As to the fourth factor, the balance of hardships, the Agency can extend the Cohen and
Quantum contracts until a new business operations support contract can be awarded. Therefore,
the hardship that a preliminary injunction will impose on the FDIC is minimal. Any necessary
expense is wholly attributable to the FDIC’s unexplained failure to conduct and document a price
realism analysis. For this reason, the court has determined that the balance of the hardships
favors granting an injunction.
IV. CONCLUSION.
25
For these reasons, it is hereby ordered that:
This procurement is remanded to the Agency “for additional investigation or
explanation” regarding price realism analysis with respect to Solicitation No.
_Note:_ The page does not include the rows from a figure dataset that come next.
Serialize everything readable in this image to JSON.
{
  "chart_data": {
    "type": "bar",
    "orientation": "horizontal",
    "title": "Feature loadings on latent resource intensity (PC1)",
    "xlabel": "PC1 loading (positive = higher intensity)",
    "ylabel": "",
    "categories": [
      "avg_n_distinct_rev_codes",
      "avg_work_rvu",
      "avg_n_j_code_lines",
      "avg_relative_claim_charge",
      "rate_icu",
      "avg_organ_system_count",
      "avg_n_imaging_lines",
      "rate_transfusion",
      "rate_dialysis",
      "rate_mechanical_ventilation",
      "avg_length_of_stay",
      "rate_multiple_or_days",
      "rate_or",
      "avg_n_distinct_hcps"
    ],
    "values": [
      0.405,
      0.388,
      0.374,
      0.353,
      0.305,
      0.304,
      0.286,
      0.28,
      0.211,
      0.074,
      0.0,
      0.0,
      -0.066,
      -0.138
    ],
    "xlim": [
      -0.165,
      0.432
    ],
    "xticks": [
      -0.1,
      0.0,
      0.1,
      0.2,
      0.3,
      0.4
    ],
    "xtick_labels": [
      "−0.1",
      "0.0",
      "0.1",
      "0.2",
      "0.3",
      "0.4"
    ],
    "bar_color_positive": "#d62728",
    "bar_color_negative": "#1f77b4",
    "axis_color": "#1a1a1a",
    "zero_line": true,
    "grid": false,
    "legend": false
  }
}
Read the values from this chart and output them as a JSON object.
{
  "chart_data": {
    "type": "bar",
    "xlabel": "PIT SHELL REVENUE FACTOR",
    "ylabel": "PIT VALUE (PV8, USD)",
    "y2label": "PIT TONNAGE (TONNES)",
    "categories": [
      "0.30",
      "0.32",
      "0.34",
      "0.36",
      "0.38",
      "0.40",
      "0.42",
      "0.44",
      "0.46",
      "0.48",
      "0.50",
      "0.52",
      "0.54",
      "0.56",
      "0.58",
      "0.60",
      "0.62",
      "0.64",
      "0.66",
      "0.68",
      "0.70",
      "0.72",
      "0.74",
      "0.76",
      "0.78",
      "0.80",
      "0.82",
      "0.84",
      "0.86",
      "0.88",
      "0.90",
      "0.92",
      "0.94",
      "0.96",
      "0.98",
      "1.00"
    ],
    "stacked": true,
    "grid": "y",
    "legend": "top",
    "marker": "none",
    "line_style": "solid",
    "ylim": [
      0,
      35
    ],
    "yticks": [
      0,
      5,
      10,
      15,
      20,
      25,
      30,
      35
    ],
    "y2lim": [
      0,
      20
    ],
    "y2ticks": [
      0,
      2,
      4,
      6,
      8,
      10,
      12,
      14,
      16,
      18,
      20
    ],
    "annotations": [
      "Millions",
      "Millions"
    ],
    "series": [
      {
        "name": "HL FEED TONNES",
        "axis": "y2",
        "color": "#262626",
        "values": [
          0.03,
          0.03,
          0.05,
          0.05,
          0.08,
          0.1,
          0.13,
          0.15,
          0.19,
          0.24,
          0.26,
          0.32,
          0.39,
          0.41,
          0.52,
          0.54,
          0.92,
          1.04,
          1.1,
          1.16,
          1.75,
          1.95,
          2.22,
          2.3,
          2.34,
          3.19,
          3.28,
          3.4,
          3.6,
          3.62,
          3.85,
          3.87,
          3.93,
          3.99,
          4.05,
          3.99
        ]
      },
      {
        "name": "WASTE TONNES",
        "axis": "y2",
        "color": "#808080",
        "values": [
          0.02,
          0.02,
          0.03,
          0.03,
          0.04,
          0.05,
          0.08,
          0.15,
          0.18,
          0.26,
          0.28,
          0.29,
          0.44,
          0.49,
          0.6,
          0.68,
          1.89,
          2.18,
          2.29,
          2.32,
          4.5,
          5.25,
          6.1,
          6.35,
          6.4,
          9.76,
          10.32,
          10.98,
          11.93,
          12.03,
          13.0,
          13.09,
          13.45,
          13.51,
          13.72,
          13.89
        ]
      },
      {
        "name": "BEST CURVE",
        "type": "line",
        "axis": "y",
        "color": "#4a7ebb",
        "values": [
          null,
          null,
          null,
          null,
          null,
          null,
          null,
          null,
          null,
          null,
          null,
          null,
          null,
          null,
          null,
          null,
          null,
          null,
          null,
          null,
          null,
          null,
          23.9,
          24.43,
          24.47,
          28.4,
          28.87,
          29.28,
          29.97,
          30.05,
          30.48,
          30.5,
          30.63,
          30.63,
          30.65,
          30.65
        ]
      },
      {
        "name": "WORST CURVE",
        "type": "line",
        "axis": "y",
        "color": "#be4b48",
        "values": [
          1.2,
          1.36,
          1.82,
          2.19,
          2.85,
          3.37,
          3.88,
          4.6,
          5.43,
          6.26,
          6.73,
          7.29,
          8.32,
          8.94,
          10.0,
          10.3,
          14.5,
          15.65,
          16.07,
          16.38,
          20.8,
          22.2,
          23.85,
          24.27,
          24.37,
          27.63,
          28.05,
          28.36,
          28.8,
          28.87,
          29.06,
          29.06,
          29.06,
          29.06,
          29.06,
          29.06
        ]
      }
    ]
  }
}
RECVR-12-R-
0088. See Fla. Power & Light Co. v. Lorion, 470 U.S. 729, 744 (1985) (“If the record before the
agency does not support the agency action, if the agency has not considered all relevant factors,
or if the reviewing court simply cannot evaluate the challenged agency action on the basis of the
record before it, the proper course, except in rare circumstances, is to remand to the agency for
additional investigation or explanation.”). The FDIC and its officers, agents, servants,
employees, and representatives are preliminarily enjoined from proceeding with or awarding
contracts for business operations support services for the FDIC Division of Resolutions and
Receiverships, pursuant to Solicitation No. RECVR-12-R-0088 or any related procurement,
solicitation, task order, or activity. See RCFC 65(a). 9
As set forth in RCFC 52.2(b)(1)(B), the remand will expire in six months, during which
time the preliminary injunction will be in effect. The Government will report to the court every
ninety days on the status of the remand proceedings. See RCFC 52.2(b)(1)(D).
IT IS SO ORDERED.
s/ Susan G. Braden
SUSAN G. BRADEN
Judge
9
This Order was issued on March 27, 2013 at 3:45 p.m. (EDT).